No one can say they weren’t warned about the consequences of a Taliban return. What’s happening in Afghanistan today is a pitch-perfect repeat of the Taliban’s last time in power, from 1996 to 2001, when they imposed a severe, fundamentalist vision of Islam, turned women into less than chattel, and welcomed al Qaeda into their nest. Their reign ended shortly after al Qaeda’s terrorist attacks on the United States on Sept. 11, 2001.

Back then, though, the U.N. opted to work with the Taliban to keep aid flowing to the extent it could. The U.N. signed a memorandum of understanding with the Taliban in 1998 in which it agreed to comply with edicts that were, in essence, a death sentence for millions of women and children. The medical charity Médecins Sans Frontières denounced the world body’s complicity at the time, saying that it undermined “the principles that should guide its action, including the equality of men and women, especially in matters of health.” Rates of malnutrition and maternal and infant mortality soared, women were largely barred from medical treatment, and widows were not permitted to receive food aid. Afghanistan was plunged into desperate poverty and was on the verge of economic collapse when the U.S. invasion forced the extremists out and ushered in a two-decade experiment with democracy conducted against the backdrop of the Taliban’s vicious insurgency. Former U.S. President Donald Trump opted to hand Afghanistan over to the Taliban with his 2020 deal, an arrangement that current U.S. President Joe Biden stuck to, leading to today’s humanitarian disaster.

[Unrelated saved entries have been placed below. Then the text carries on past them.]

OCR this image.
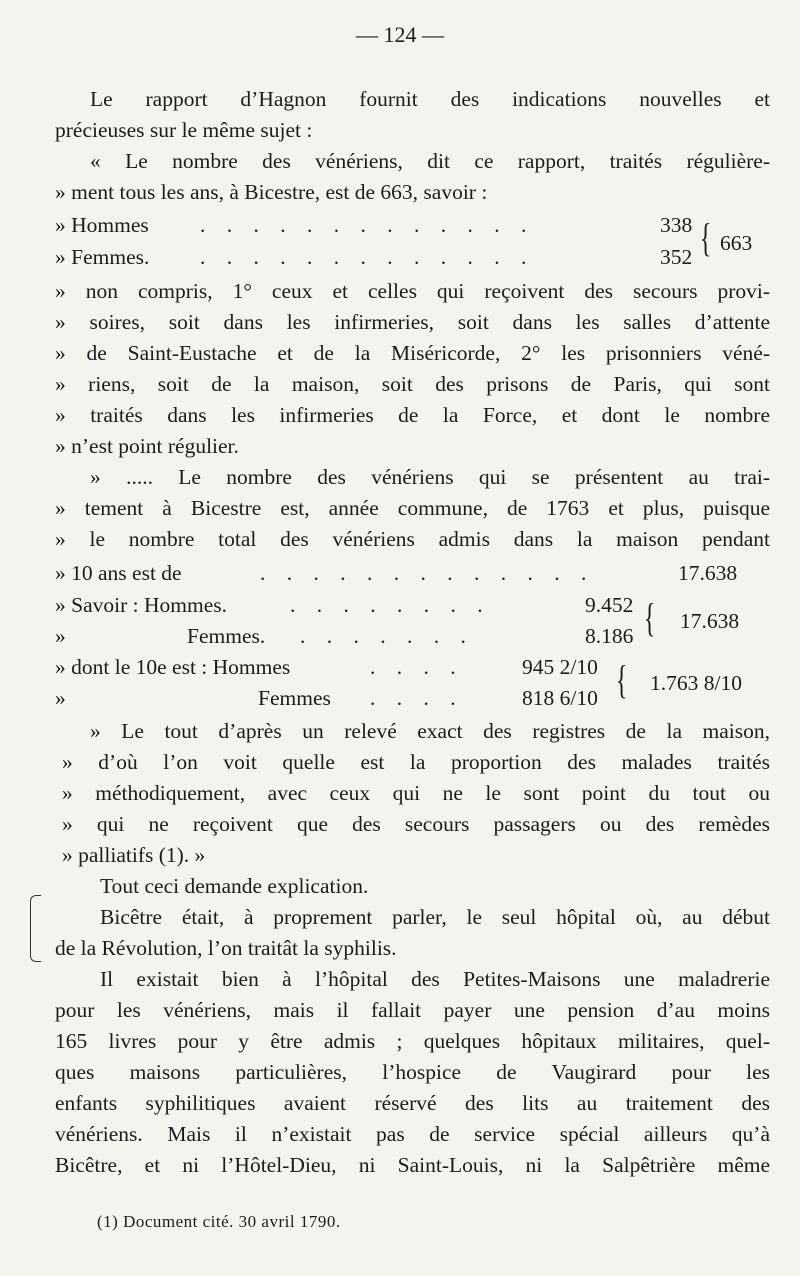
— 124 —
Le rapport d’Hagnon fournit des indications nouvelles et
précieuses sur le même sujet :
« Le nombre des vénériens, dit ce rapport, traités régulière-
» ment tous les ans, à Bicestre, est de 663, savoir :
» Hommes . . . . . . . . . . . . .	338
» Femmes. . . . . . . . . . . . . .	352 { 663
» non compris, 1° ceux et celles qui reçoivent des secours provi-
» soires, soit dans les infirmeries, soit dans les salles d’attente
» de Saint-Eustache et de la Miséricorde, 2° les prisonniers véné-
» riens, soit de la maison, soit des prisons de Paris, qui sont
» traités dans les infirmeries de la Force, et dont le nombre
» n’est point régulier.
» ..... Le nombre des vénériens qui se présentent au trai-
» tement à Bicestre est, année commune, de 1763 et plus, puisque
» le nombre total des vénériens admis dans la maison pendant
» 10 ans est de	. . . . . . . . . . . . .	17.638
» Savoir : Hommes.	. . . . . . . .	9.452
»	Femmes. . . . . . . .	8.186 { 17.638
» dont le 10e est : Hommes	. . . .	945 2/10
»	Femmes . . . .	818 6/10 { 1.763 8/10
» Le tout d’après un relevé exact des registres de la maison,
» d’où l’on voit quelle est la proportion des malades traités
» méthodiquement, avec ceux qui ne le sont point du tout ou
» qui ne reçoivent que des secours passagers ou des remèdes
» palliatifs (1). »
Tout ceci demande explication.
Bicêtre était, à proprement parler, le seul hôpital où, au début
de la Révolution, l’on traitât la syphilis.
Il existait bien à l’hôpital des Petites-Maisons une maladrerie
pour les vénériens, mais il fallait payer une pension d’au moins
165 livres pour y être admis ; quelques hôpitaux militaires, quel-
ques maisons particulières, l’hospice de Vaugirard pour les
enfants syphilitiques avaient réservé des lits au traitement des
vénériens. Mais il n’existait pas de service spécial ailleurs qu’à
Bicêtre, et ni l’Hôtel-Dieu, ni Saint-Louis, ni la Salpêtrière même
(1) Document cité. 30 avril 1790.
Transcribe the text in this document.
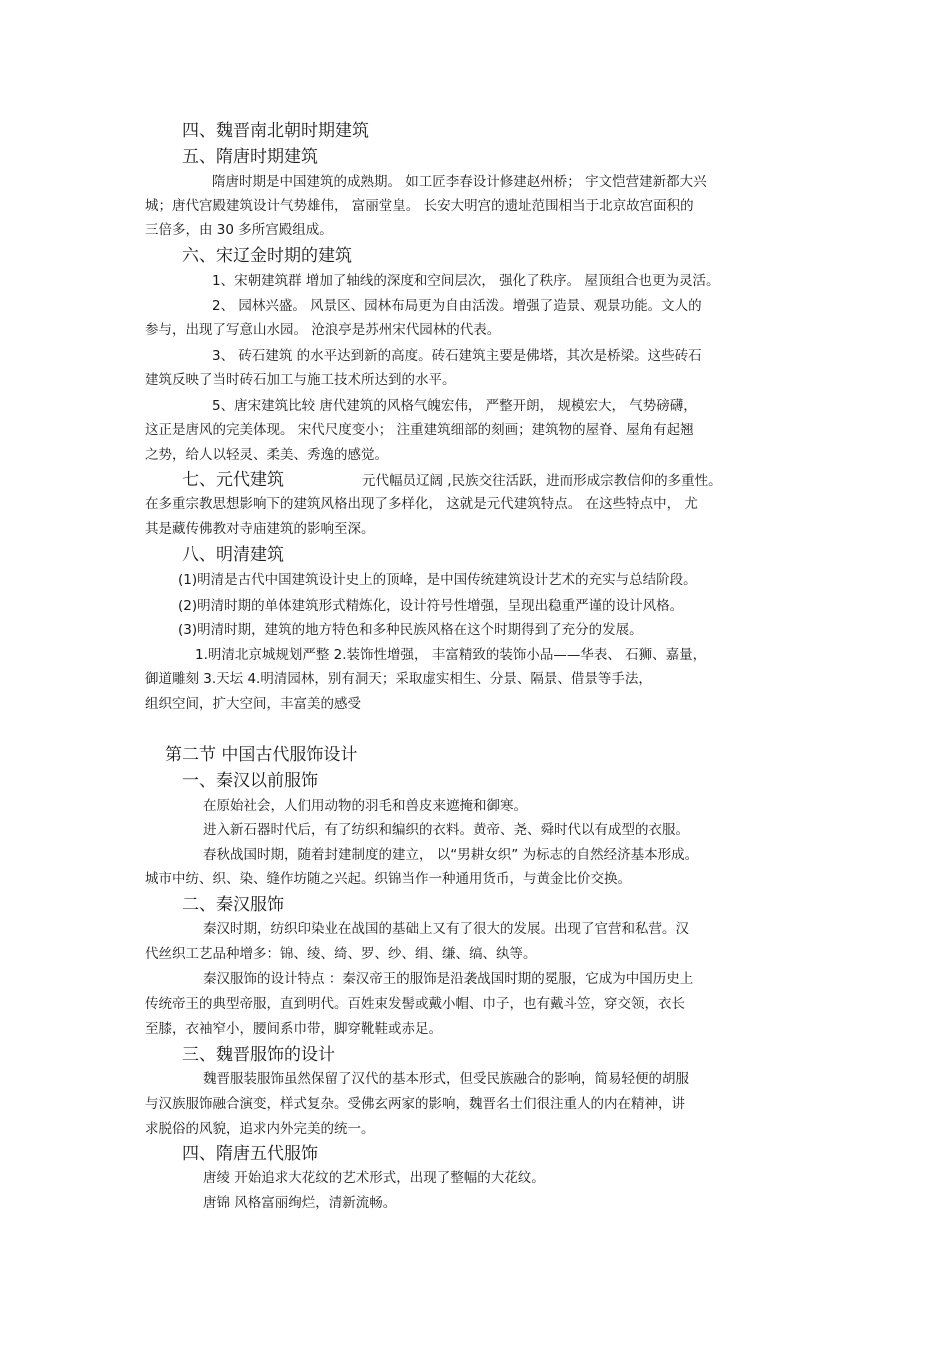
四、魏晋南北朝时期建筑
五、隋唐时期建筑
隋唐时期是中国建筑的成熟期。 如工匠李春设计修建赵州桥； 宇文恺营建新都大兴
城；唐代宫殿建筑设计气势雄伟， 富丽堂皇。 长安大明宫的遗址范围相当于北京故宫面积的
三倍多，由 30 多所宫殿组成。
六、宋辽金时期的建筑
1、宋朝建筑群 增加了轴线的深度和空间层次， 强化了秩序。 屋顶组合也更为灵活。
2、 园林兴盛。 风景区、园林布局更为自由活泼。增强了造景、观景功能。文人的
参与，出现了写意山水园。 沧浪亭是苏州宋代园林的代表。
3、 砖石建筑 的水平达到新的高度。砖石建筑主要是佛塔，其次是桥梁。这些砖石
建筑反映了当时砖石加工与施工技术所达到的水平。
5、唐宋建筑比较 唐代建筑的风格气魄宏伟， 严整开朗， 规模宏大， 气势磅礴，
这正是唐风的完美体现。 宋代尺度变小； 注重建筑细部的刻画；建筑物的屋脊、屋角有起翘
之势，给人以轻灵、柔美、秀逸的感觉。
七、元代建筑	元代幅员辽阔 ,民族交往活跃，进而形成宗教信仰的多重性。
在多重宗教思想影响下的建筑风格出现了多样化， 这就是元代建筑特点。 在这些特点中， 尤
其是藏传佛教对寺庙建筑的影响至深。
八、明清建筑
(1)明清是古代中国建筑设计史上的顶峰，是中国传统建筑设计艺术的充实与总结阶段。
(2)明清时期的单体建筑形式精炼化，设计符号性增强，呈现出稳重严谨的设计风格。
(3)明清时期，建筑的地方特色和多种民族风格在这个时期得到了充分的发展。
1.明清北京城规划严整 2.装饰性增强， 丰富精致的装饰小品——华表、 石狮、嘉量，
御道雕刻 3.天坛 4.明清园林，别有洞天；采取虚实相生、分景、隔景、借景等手法，
组织空间，扩大空间，丰富美的感受
第二节 中国古代服饰设计
一、秦汉以前服饰
在原始社会，人们用动物的羽毛和兽皮来遮掩和御寒。
进入新石器时代后，有了纺织和编织的衣料。黄帝、尧、舜时代以有成型的衣服。
春秋战国时期，随着封建制度的建立， 以“男耕女织” 为标志的自然经济基本形成。
城市中纺、织、染、缝作坊随之兴起。织锦当作一种通用货币，与黄金比价交换。
二、秦汉服饰
秦汉时期，纺织印染业在战国的基础上又有了很大的发展。出现了官营和私营。汉
代丝织工艺品种增多：锦、绫、绮、罗、纱、绢、缣、缟、纨等。
秦汉服饰的设计特点 ：秦汉帝王的服饰是沿袭战国时期的冕服，它成为中国历史上
传统帝王的典型帝服，直到明代。百姓束发髻或戴小帽、巾子，也有戴斗笠，穿交领，衣长
至膝，衣袖窄小，腰间系巾带，脚穿靴鞋或赤足。
三、魏晋服饰的设计
魏晋服装服饰虽然保留了汉代的基本形式，但受民族融合的影响，简易轻便的胡服
与汉族服饰融合演变，样式复杂。受佛玄两家的影响，魏晋名士们很注重人的内在精神，讲
求脱俗的风貌，追求内外完美的统一。
四、隋唐五代服饰
唐绫 开始追求大花纹的艺术形式，出现了整幅的大花纹。
唐锦 风格富丽绚烂，清新流畅。
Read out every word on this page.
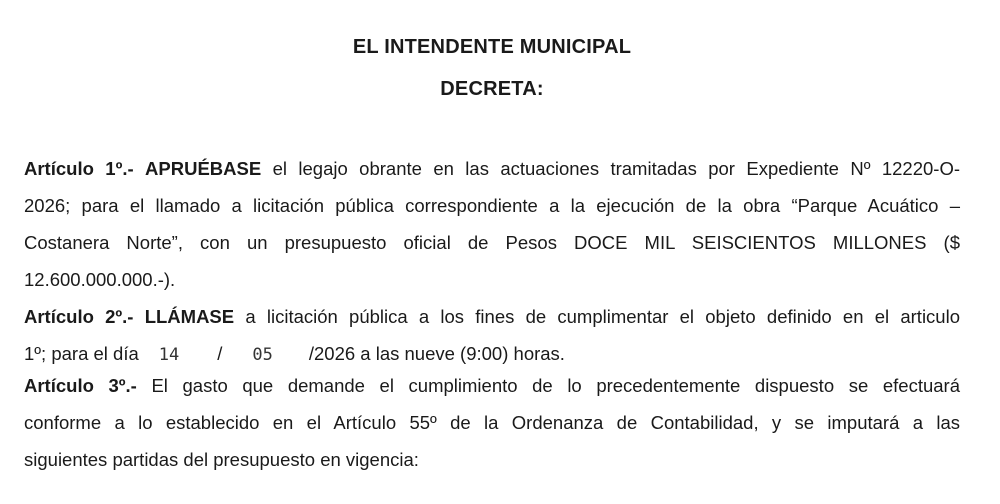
EL INTENDENTE MUNICIPAL
DECRETA:
Artículo 1º.- APRUÉBASE el legajo obrante en las actuaciones tramitadas por Expediente Nº 12220-O-
2026; para el llamado a licitación pública correspondiente a la ejecución de la obra “Parque Acuático –
Costanera Norte”, con un presupuesto oficial de Pesos DOCE MIL SEISCIENTOS MILLONES ($
12.600.000.000.-).
Artículo 2º.- LLÁMASE a licitación pública a los fines de cumplimentar el objeto definido en el articulo
1º; para el día 14 / 05 /2026 a las nueve (9:00) horas.
Artículo 3º.- El gasto que demande el cumplimiento de lo precedentemente dispuesto se efectuará
conforme a lo establecido en el Artículo 55º de la Ordenanza de Contabilidad, y se imputará a las
siguientes partidas del presupuesto en vigencia:
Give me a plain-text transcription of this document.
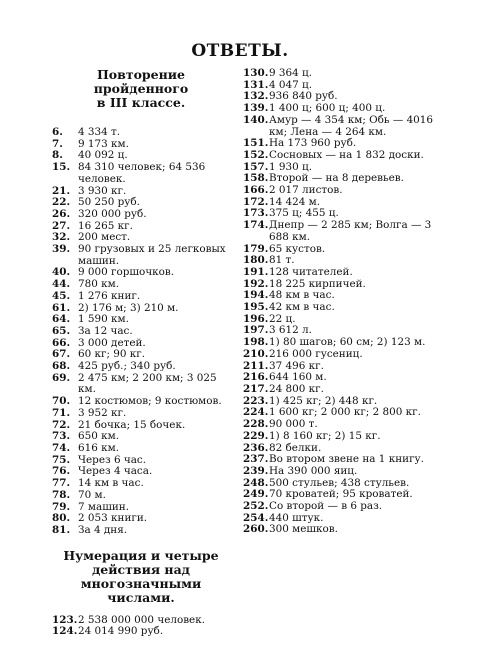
ОТВЕТЫ.
Повторение пройденного
в III классе.
6. 4 334 т.
7. 9 173 км.
8. 40 092 ц.
15. 84 310 человек; 64 536 человек.
21. 3 930 кг.
22. 50 250 руб.
26. 320 000 руб.
27. 16 265 кг.
32. 200 мест.
39. 90 грузовых и 25 легковых машин.
40. 9 000 горшочков.
44. 780 км.
45. 1 276 книг.
61. 2) 176 м; 3) 210 м.
64. 1 590 км.
65. За 12 час.
66. 3 000 детей.
67. 60 кг; 90 кг.
68. 425 руб.; 340 руб.
69. 2 475 км; 2 200 км; 3 025 км.
70. 12 костюмов; 9 костюмов.
71. 3 952 кг.
72. 21 бочка; 15 бочек.
73. 650 км.
74. 616 км.
75. Через 6 час.
76. Через 4 часа.
77. 14 км в час.
78. 70 м.
79. 7 машин.
80. 2 053 книги.
81. За 4 дня.
Нумерация и четыре
действия над многозначными
числами.
123. 2 538 000 000 человек.
124. 24 014 990 руб.
130. 9 364 ц.
131. 4 047 ц.
132. 936 840 руб.
139. 1 400 ц; 600 ц; 400 ц.
140. Амур — 4 354 км; Обь — 4016 км; Лена — 4 264 км.
151. На 173 960 руб.
152. Сосновых — на 1 832 доски.
157. 1 930 ц.
158. Второй — на 8 деревьев.
166. 2 017 листов.
172. 14 424 м.
173. 375 ц; 455 ц.
174. Днепр — 2 285 км; Волга — 3 688 км.
179. 65 кустов.
180. 81 т.
191. 128 читателей.
192. 18 225 кирпичей.
194. 48 км в час.
195. 42 км в час.
196. 22 ц.
197. 3 612 л.
198. 1) 80 шагов; 60 см; 2) 123 м.
210. 216 000 гусениц.
211. 37 496 кг.
216. 644 160 м.
217. 24 800 кг.
223. 1) 425 кг; 2) 448 кг.
224. 1 600 кг; 2 000 кг; 2 800 кг.
228. 90 000 т.
229. 1) 8 160 кг; 2) 15 кг.
236. 82 белки.
237. Во втором звене на 1 книгу.
239. На 390 000 яиц.
248. 500 стульев; 438 стульев.
249. 70 кроватей; 95 кроватей.
252. Со второй — в 6 раз.
254. 440 штук.
260. 300 мешков.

Many now see the U.N. looking at a stay-or-go decision, rather than trying to come up with a third way that would involve some constructive presence while fending off the worst of Taliban demands. The U.N. could, for example, opt for further sanctions on individual Taliban leaders, travel bans, and the return to Afghanistan of Taliban daughters sent abroad to study. At a meeting of the opposition National Resistance Front in Vienna last week, its leader, Ahmad Massoud, implored the U.N. not to abandon Afghanistan but to stop short of legitimizing the regime.

“We were left behind and betrayed. The people of Afghanistan did not fail democracy—they voted and stood for values, for women, raised their voices, and had achievements in the past 20 years,” he said. “I understand the current situation for the U.N. I don’t think leaving is a good choice.” Even if only a small portion of the international aid delivered to the country reaches the truly needy, he said, that’s better than nothing. But for Massoud, and many Afghans inside and outside the country, diplomatic recognition is the red line.

“Even thinking about recognition will be a nail in the coffin of the people of Afghanistan, of freedom and democracy. And the little hope and respect for the international community that is left in Afghanistan will be gone. The U.N. can be part of the solution, but the solution is not through recognition,” Massoud said.